<!-- Definition and medical uses -->
Vecuronium bromide, sold under the brand name Norcuron among others, is a medication used as part of general anesthesia to provide skeletal muscle relaxation during surgery or mechanical ventilation. Allergic reactions are rare. It is unclear if use in pregnancy is safe for the fetus. and is available as a generic medication.
Mechanism of action
Vecuronium operates by competing for the cholinoceptors at the motor end plate, thereby exerting its muscle-relaxing properties, which are used adjunctively to general anesthesia. Under balanced anesthesia, the time to recovery to 25% of control (clinical duration) is approximately 25 to 40 minutes after injection and recovery is usually 95% complete approximately 45 to 65 minutes after injection of an intubating dose. The neuromuscular blocking action of vecuronium is slightly enhanced in the presence of potent inhalation anesthetics. If vecuronium is first administered more than 5 minutes after the start of the inhalation of enflurane, isoflurane, or halothane, or when a steady state has been achieved, the intubating dose of vecuronium may be decreased by approximately 15%.
Vecuronium has an active metabolite, 3-desacetyl-vecuronium, that has 80% of the effect of vecuronium. Accumulation of this metabolite, which is cleared by the kidneys, can prolong the duration of action of the drug, particularly when an infusion is used in a person with kidney failure. Reversal can also be accomplished with neostigmine or other cholinesterase inhibitors, but their efficacy is lower than that of sugammadex.
History
As long ago as 1862, adventurer Don Ramon Paez described a Venezuelan poison, guachamaca, which the indigenous peoples used to lace sardines as bait for herons and cranes. If the head and neck of a bird so killed was cut off, the remainder of the flesh could be eaten safely. Paez also described the attempt of a Llanero woman to murder a rival to her lover's affections with guachamaca and unintentionally killed 10 other people when her husband shared his food with their guests. It is probable that the plant was Malouetia nitida or Malouetia schomburgki.

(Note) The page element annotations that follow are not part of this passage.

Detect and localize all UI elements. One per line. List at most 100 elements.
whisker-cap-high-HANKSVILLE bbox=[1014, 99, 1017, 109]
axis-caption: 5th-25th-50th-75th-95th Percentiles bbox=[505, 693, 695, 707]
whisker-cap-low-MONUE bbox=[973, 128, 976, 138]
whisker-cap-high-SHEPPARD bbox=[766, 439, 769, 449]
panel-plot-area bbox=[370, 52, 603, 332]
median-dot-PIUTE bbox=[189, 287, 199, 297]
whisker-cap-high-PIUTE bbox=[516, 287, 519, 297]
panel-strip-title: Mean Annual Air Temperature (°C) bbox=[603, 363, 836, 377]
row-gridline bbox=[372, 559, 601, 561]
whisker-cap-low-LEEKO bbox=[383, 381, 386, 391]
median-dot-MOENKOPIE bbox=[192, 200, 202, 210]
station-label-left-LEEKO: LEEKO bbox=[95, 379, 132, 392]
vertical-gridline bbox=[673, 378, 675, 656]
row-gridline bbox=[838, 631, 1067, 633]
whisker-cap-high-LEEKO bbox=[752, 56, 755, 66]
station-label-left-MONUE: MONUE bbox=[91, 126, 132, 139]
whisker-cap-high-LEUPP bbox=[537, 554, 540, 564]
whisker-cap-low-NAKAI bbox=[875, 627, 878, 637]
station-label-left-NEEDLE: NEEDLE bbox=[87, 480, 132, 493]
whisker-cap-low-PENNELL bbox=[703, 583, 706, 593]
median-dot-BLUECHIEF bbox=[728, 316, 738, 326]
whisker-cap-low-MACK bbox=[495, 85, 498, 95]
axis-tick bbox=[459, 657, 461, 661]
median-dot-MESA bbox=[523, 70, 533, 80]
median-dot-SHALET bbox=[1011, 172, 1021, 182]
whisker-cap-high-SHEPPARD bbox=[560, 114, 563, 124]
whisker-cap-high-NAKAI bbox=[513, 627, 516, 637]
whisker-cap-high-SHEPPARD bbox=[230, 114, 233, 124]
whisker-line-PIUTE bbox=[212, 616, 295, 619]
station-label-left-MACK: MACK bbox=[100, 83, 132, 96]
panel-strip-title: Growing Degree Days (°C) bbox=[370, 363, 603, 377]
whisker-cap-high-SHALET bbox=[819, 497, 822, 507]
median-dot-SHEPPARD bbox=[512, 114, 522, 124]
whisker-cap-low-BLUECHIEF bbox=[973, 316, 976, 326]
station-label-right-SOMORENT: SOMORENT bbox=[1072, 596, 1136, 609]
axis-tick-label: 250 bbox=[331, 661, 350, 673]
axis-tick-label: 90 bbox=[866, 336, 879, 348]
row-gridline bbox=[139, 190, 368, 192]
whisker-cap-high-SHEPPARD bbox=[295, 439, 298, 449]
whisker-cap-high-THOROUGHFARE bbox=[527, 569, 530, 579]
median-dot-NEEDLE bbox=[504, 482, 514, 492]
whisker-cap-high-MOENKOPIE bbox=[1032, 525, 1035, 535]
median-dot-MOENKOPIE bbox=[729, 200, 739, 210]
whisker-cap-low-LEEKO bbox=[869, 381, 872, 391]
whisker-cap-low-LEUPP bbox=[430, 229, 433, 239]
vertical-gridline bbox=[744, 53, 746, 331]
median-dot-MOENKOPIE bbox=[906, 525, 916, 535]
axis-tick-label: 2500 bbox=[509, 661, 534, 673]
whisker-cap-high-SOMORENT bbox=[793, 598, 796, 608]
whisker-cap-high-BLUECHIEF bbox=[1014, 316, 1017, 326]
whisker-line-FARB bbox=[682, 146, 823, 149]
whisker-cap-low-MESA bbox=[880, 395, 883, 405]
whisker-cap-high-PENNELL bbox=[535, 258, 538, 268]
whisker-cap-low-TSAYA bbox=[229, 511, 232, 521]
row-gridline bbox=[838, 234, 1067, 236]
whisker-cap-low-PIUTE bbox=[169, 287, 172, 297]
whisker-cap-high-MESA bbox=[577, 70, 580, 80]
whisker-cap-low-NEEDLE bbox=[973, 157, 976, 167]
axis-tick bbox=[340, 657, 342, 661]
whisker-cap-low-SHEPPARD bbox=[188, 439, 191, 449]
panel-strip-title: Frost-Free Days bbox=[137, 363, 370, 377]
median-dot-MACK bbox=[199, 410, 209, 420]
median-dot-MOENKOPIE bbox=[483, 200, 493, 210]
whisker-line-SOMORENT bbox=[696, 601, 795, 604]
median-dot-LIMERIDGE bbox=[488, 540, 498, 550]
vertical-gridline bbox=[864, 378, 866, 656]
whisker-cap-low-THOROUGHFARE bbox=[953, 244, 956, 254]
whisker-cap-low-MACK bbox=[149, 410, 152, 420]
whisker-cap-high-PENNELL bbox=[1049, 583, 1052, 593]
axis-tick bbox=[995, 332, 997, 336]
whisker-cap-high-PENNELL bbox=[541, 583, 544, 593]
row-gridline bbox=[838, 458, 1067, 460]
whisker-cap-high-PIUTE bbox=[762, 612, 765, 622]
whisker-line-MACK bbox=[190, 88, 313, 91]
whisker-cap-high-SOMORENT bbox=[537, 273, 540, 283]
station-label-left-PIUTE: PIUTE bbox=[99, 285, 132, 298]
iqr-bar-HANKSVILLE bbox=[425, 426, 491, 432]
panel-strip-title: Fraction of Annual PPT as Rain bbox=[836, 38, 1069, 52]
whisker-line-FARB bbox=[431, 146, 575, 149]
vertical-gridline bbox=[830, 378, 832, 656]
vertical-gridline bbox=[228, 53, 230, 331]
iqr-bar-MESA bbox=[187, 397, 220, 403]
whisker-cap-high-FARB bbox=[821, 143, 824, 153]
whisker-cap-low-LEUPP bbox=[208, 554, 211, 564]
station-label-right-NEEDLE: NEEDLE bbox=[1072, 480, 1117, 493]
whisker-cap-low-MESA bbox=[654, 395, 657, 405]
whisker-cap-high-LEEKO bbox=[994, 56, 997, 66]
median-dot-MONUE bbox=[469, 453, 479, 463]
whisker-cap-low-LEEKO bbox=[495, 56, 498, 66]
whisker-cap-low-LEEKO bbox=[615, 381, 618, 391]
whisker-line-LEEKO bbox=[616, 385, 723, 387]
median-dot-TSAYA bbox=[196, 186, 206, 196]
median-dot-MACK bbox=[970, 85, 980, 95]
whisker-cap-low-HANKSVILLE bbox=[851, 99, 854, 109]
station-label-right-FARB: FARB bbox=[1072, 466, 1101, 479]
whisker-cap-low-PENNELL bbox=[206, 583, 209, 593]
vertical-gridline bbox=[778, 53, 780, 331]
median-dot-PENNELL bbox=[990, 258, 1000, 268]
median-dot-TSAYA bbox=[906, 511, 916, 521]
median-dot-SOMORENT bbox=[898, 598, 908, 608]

The genus Malouetia (family Apocynaceae) is found in both South America and Africa. The botanist Robert E. Woodson Jr comprehensively classified the American species of Malouetia in 1935. At that time, only one African species of Malouetia was recognized, but the following year Woodson described a second: Malouetia bequaertiana, from the Belgian Congo.

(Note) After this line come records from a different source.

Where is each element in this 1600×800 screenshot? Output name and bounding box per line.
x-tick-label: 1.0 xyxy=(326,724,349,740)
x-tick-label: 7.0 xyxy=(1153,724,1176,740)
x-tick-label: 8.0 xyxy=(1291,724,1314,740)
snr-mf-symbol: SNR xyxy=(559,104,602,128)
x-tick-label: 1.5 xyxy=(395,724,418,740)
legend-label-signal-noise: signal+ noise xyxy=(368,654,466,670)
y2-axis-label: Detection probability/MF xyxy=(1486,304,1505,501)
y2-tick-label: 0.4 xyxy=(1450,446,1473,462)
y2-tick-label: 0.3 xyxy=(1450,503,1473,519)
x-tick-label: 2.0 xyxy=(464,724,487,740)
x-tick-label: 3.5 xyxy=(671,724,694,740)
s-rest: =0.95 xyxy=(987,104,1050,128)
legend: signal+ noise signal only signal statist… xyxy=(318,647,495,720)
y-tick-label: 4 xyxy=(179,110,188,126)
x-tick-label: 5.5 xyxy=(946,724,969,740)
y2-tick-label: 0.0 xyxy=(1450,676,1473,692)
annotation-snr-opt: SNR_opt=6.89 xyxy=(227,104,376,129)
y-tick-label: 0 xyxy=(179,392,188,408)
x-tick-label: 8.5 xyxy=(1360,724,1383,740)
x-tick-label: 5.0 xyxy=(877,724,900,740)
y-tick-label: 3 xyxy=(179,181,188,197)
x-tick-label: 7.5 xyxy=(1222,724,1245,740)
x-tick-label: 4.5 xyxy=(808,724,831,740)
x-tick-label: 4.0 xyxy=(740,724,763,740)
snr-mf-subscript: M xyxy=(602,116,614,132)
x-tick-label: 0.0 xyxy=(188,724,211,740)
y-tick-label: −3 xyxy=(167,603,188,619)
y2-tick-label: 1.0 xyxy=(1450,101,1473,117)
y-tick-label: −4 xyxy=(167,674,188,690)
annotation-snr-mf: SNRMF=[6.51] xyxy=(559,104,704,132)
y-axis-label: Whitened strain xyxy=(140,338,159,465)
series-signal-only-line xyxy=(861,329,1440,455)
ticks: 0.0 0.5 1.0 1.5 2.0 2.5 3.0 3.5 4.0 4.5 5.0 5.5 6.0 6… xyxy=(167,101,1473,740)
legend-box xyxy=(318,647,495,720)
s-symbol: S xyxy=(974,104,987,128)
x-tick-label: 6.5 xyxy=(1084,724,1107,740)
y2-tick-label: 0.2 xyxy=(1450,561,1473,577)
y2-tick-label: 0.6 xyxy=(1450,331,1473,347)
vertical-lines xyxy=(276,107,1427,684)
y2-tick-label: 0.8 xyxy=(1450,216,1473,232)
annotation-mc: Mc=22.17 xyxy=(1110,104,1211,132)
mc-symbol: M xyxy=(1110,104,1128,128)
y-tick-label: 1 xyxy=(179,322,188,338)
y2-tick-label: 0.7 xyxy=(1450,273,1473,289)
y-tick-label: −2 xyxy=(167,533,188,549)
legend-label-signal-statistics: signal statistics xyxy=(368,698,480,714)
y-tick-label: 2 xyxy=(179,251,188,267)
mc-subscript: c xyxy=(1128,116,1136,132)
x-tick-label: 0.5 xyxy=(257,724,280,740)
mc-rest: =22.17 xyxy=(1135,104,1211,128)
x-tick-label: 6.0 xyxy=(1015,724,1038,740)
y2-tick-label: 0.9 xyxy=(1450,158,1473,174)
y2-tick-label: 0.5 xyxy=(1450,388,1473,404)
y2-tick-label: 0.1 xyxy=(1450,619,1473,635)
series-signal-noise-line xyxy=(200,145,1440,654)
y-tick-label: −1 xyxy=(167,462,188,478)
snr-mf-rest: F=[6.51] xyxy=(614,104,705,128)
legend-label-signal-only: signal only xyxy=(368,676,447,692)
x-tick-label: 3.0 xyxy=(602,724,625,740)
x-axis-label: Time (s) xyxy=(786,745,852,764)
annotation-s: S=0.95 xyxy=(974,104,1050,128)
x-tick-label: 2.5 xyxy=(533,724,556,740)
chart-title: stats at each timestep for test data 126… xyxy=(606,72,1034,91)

In 2001, Japanese nurse Daisuke Mori was reported to have murdered 10 patients using vecuronium bromide. He was convicted of murder and was sentenced to life imprisonment.
In 2022, Vanderbilt University Medical Center nurse RaDonda Vaught was convicted of two felony charges in the death of a patient who was mistakenly administered vecuronium bromide, rather than the sedative midazolam, also known as Versed.